All five fin fish species have a current exploitation rate that was higher than the predicted Emax value from FiSAT II output. The estimate of E for sustainably managed resources should be 0.50. (Gulland, 1971). Patterson (1992) stated that E should be kept around 0.4 for optimal pelagic fish population utilisation. Panda et al. (2018) found that the M.cephalus in India has an exploitation rate E greater than E max (E = 0.66, indicating that the species is overexploited), which could lead to the stock's collapse in the future if serious management measures are not taken.

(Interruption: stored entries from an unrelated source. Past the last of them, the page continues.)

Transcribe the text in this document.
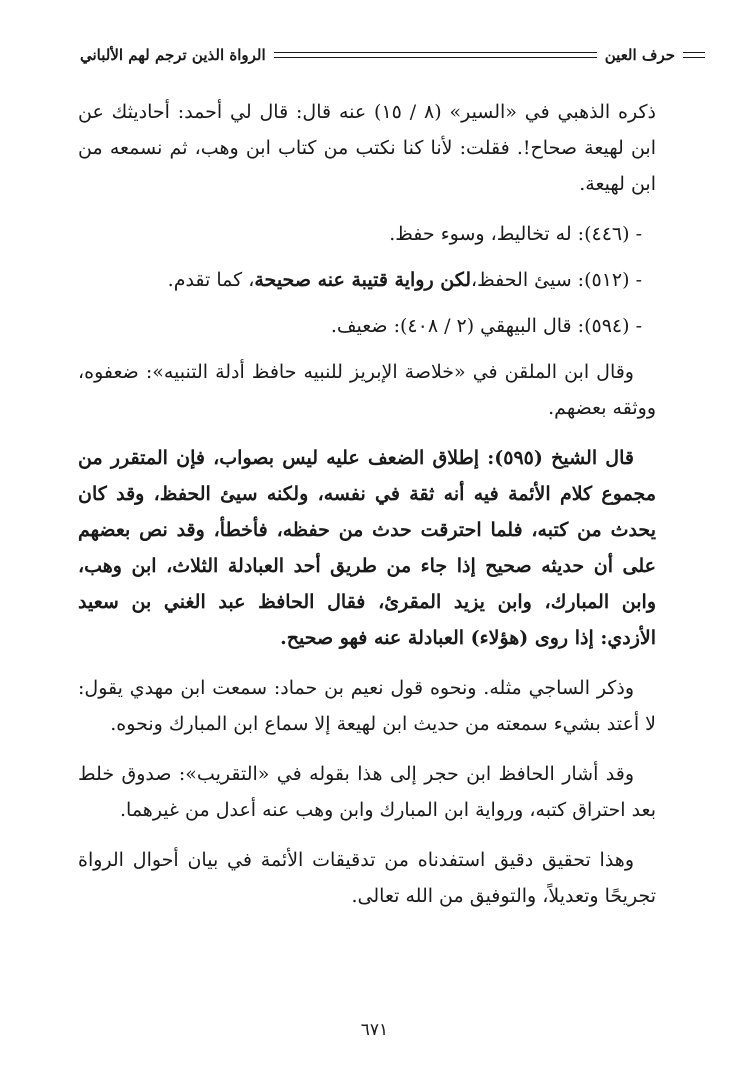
حرف العين
الرواة الذين ترجم لهم الألباني

ذكره الذهبي في «السير» (٨ / ١٥) عنه قال: قال لي أحمد: أحاديثك عن ابن لهيعة صحاح!. فقلت: لأنا كنا نكتب من كتاب ابن وهب، ثم نسمعه من ابن لهيعة.

- (٤٤٦): له تخاليط، وسوء حفظ.

- (٥١٢): سيئ الحفظ،لكن رواية قتيبة عنه صحيحة، كما تقدم.

- (٥٩٤): قال البيهقي (٢ / ٤٠٨): ضعيف.

وقال ابن الملقن في «خلاصة الإبريز للنبيه حافظ أدلة التنبيه»: ضعفوه، ووثقه بعضهم.

قال الشيخ (٥٩٥): إطلاق الضعف عليه ليس بصواب، فإن المتقرر من مجموع كلام الأئمة فيه أنه ثقة في نفسه، ولكنه سيئ الحفظ، وقد كان يحدث من كتبه، فلما احترقت حدث من حفظه، فأخطأ، وقد نص بعضهم على أن حديثه صحيح إذا جاء من طريق أحد العبادلة الثلاث، ابن وهب، وابن المبارك، وابن يزيد المقرئ، فقال الحافظ عبد الغني بن سعيد الأزدي: إذا روى (هؤلاء) العبادلة عنه فهو صحيح.

وذكر الساجي مثله. ونحوه قول نعيم بن حماد: سمعت ابن مهدي يقول: لا أعتد بشيء سمعته من حديث ابن لهيعة إلا سماع ابن المبارك ونحوه.

وقد أشار الحافظ ابن حجر إلى هذا بقوله في «التقريب»: صدوق خلط بعد احتراق كتبه، ورواية ابن المبارك وابن وهب عنه أعدل من غيرهما.

وهذا تحقيق دقيق استفدناه من تدقيقات الأئمة في بيان أحوال الرواة تجريحًا وتعديلاً، والتوفيق من الله تعالى.

٦٧١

In the current study, an exploitation rate E greater than E max was discovered for M.cephalus in Cochin estuary Estuary (E = 0.66,Emax=0.42, indicating that the species is extremely overexploited), which could lead to the stock's decrease in the future if serious management measures are not taken. According to Panda et al. (2018), exploitation between 0.4 and 0.5 is considered overexploited, 0.5-0.6 is considered moderately overexploited, and greater than 0.6 is considered very overexploited. The exploitation rate for P.planiceps was reported to be between 0.6 and 0.1 by Panda et al. (2018) and Mon et al. (2020), which differs from the findings of this study (0.45). Apart from P.planiceps (which was severely overexploited), all four species in this study were severely overexploited.(Figure,3)
The paucity of data on the demographic characteristics of many threatened or exploited fish stocks makes it difficult to create effective fishery management plans. The current study is the first to publish information on the population characteristics of all five species found in this estuary, and it can be used as a starting point for determining exploitation limits and a conservation strategy for the species, which shows a declining population trend in its native range.
As a result, there is an immediate need to reduce fishing effort and reduce the mesh size of fishing gear in order to avert the extinction of this critically endangered fish species. The recent findings should contribute in ecosystem-based fisheries management (EBFM) research and, as a consequence, encourage responsible Cochin estuary fishery management strategies. A comprehensive analysis of the species' population genetic structure over its entire range is also necessary, since this will help in the future adoption of successful conservation measures.